David Howe, a junior in interdisciplinary studies, is an officer of the magic club and joined the magic club about a year ago after seeing them perform in the Student Union. These tricks included the magician figuring out which card you chose from a pile or illusionist-type of tricks, like turning cards from red to black.

“I’ve always liked magic,” Howe said. “I think I was watching America’s Got Talent just watching people do magic tricks and I was like ‘That’s super cool. I wonder how that works.’ I figured out how some super simple tricks work and then just did [magic tricks] for friends.”

Although a deceiving magic trick can leave a crowd bewildered, it‘s not the only thing that is required of a magician. Howe said that showmanship is more than just a magician’s tricks and also requires confidence, knowing your audience and ensuring they are having a good time.

“If people want to pay attention to you and magic is the reason why they’re there, it makes doing [magic] more enjoyable,” Howe said. “Having a good show face, a good show voice, being confident, knowing what you’re going to say … really makes the experience a lot more enjoyable.”

Kyle Poulson, computer science junior and president of the club, agreed with Howe’s outlook on showmanship and the importance of it when performing magic. Despite the numerous videos online that teach the practical side of magic, Paulson said they rarely ever teach beginners how to actually perform for an audience.

“There’s not as much info about improving theatrics, such as interacting with an audience, and even today there’s still many closely guarded magic secrets,” Poulson said. “Our aim in each of our meetings is to not only show off some pretty cool tricks, but to also guide members on creating their own impressive routines that are unique to their style.”

Howe always keeps a deck of cards on him in case he wants to perform a trick spontaneously — like he did for us at The Mercury.He fanned out a deck of cards, had us pick one and he had to guess the card we picked. Throughout the entire trick, he kept us engaged through banter and crowd interaction.

“I really make a big deal about making sure that your audience enjoys the trick,” Howe said.

Sudin Rajbanshi, a computer science junior, said they enjoy the presence of a magic club at UTD thanks to the fun and free entertainment for passing students.

“We do tabling, so when people are at lunch, they can just watch magic for free,” Rajbanshi said. “I know there’s a lot of people selling food or advertising, but if they want something fun, they can just pass through.”
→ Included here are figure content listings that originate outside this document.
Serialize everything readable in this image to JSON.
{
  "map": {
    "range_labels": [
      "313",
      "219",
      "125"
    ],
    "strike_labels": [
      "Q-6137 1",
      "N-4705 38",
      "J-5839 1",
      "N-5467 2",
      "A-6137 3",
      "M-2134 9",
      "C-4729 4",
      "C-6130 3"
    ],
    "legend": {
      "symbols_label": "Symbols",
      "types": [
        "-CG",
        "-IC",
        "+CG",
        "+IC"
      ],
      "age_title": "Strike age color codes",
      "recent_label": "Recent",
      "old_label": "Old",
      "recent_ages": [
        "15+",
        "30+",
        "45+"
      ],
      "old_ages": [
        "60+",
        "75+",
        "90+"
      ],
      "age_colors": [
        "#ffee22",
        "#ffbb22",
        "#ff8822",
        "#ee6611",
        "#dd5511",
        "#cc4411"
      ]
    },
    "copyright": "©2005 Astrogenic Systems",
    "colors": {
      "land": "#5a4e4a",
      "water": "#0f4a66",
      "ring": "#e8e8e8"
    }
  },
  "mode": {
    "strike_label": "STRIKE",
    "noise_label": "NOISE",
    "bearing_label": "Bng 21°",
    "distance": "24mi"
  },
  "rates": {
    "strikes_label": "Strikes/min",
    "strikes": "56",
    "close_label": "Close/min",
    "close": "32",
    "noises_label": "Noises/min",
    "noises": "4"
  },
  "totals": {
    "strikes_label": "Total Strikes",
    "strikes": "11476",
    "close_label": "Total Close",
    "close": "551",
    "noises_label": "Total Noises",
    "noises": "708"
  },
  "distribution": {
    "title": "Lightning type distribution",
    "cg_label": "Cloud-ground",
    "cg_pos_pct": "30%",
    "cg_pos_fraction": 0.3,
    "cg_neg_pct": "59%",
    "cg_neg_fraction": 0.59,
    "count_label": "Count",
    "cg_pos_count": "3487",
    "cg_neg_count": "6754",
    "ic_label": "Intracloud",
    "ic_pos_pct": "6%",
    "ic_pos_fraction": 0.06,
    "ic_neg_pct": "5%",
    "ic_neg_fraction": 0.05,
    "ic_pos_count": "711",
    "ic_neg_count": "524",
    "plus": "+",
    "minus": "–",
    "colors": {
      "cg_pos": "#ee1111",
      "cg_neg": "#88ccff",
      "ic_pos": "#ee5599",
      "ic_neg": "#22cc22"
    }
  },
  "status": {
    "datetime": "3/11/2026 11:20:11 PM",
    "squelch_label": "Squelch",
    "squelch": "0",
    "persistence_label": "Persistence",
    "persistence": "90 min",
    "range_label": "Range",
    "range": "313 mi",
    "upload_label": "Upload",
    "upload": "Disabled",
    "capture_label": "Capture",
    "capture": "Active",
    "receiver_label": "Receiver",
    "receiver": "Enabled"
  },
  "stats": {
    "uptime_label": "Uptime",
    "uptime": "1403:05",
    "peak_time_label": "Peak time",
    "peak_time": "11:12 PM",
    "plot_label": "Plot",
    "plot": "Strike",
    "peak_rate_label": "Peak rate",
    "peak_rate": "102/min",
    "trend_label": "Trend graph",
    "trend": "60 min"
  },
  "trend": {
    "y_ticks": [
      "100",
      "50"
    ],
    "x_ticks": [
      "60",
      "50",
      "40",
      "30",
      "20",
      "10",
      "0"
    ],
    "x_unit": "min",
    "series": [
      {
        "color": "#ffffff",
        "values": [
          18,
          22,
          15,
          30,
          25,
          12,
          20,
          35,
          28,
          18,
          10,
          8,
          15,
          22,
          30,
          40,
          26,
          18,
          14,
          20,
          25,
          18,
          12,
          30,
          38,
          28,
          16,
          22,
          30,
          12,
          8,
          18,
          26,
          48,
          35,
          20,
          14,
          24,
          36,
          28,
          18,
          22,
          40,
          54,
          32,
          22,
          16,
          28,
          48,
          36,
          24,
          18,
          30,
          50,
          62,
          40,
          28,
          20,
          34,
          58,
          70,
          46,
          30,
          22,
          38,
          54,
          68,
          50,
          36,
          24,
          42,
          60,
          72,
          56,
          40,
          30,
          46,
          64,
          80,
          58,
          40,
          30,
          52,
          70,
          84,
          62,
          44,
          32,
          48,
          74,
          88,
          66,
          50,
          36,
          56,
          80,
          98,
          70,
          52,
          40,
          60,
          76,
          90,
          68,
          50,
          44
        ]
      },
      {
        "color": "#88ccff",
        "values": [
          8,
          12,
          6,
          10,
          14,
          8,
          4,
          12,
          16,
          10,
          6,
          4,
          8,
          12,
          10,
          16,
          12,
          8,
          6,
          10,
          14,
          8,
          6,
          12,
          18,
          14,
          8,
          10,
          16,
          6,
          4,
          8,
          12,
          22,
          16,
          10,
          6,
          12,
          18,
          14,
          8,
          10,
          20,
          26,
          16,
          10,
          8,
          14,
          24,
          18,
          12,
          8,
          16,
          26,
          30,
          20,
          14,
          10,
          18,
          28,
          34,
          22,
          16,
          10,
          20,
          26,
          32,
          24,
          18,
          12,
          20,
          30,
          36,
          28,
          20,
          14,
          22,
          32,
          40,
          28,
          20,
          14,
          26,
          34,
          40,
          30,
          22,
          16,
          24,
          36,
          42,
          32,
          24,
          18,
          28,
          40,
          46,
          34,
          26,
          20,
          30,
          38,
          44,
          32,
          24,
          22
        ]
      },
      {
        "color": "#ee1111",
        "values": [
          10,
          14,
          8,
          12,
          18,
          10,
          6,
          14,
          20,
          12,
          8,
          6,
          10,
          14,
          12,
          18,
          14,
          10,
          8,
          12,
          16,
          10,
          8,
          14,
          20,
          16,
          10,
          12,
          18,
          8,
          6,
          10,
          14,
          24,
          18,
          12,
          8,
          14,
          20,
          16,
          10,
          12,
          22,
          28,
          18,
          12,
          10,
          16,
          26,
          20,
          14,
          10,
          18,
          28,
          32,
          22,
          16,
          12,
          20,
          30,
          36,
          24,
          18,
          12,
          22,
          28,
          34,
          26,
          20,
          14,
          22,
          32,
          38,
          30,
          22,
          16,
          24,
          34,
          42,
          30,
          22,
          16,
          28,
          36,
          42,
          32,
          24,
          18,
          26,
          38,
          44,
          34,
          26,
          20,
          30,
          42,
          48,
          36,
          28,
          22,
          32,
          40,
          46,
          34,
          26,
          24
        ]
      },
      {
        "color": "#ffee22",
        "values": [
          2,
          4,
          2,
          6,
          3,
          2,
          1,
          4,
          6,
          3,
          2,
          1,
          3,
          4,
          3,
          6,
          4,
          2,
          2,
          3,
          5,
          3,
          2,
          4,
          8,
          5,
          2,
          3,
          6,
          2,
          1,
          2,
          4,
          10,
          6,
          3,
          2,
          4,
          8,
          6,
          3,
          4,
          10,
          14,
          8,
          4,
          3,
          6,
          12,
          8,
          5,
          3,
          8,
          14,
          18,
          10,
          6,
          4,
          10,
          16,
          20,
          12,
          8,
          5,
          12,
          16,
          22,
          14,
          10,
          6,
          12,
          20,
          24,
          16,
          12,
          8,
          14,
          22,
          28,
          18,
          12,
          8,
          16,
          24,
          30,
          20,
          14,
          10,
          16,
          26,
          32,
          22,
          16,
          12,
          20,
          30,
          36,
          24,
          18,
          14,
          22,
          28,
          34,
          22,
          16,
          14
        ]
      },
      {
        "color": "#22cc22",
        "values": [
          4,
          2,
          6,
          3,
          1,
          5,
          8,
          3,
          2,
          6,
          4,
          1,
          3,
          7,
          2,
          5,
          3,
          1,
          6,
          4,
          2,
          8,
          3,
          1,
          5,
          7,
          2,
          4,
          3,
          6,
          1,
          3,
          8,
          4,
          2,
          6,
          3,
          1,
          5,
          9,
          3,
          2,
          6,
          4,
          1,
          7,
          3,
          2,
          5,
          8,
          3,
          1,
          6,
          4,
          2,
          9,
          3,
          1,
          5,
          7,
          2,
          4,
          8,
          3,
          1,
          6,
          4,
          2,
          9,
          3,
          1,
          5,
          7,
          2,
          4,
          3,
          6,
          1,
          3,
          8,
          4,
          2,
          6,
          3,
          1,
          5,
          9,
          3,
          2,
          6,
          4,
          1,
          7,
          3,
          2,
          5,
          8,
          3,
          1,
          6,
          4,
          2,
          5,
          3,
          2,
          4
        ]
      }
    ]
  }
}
The magic club is open to anyone wanting to learn tricks, with meetings in the SSA building on Wednesday nights. Each meeting has a loose lesson plan that trains members in new skills, including sleight of hand or feeling confident while performing for an audience. The club can also be seen performing every Monday at 2 p.m. in the Student Union. The club is available through their Instagram, @magicutdallas, which has a link to their Discord server and YouTube channel.

“People of any skill level are welcome, so it’s mainly a time for learning something new, asking questions and hanging out,” Poulson said.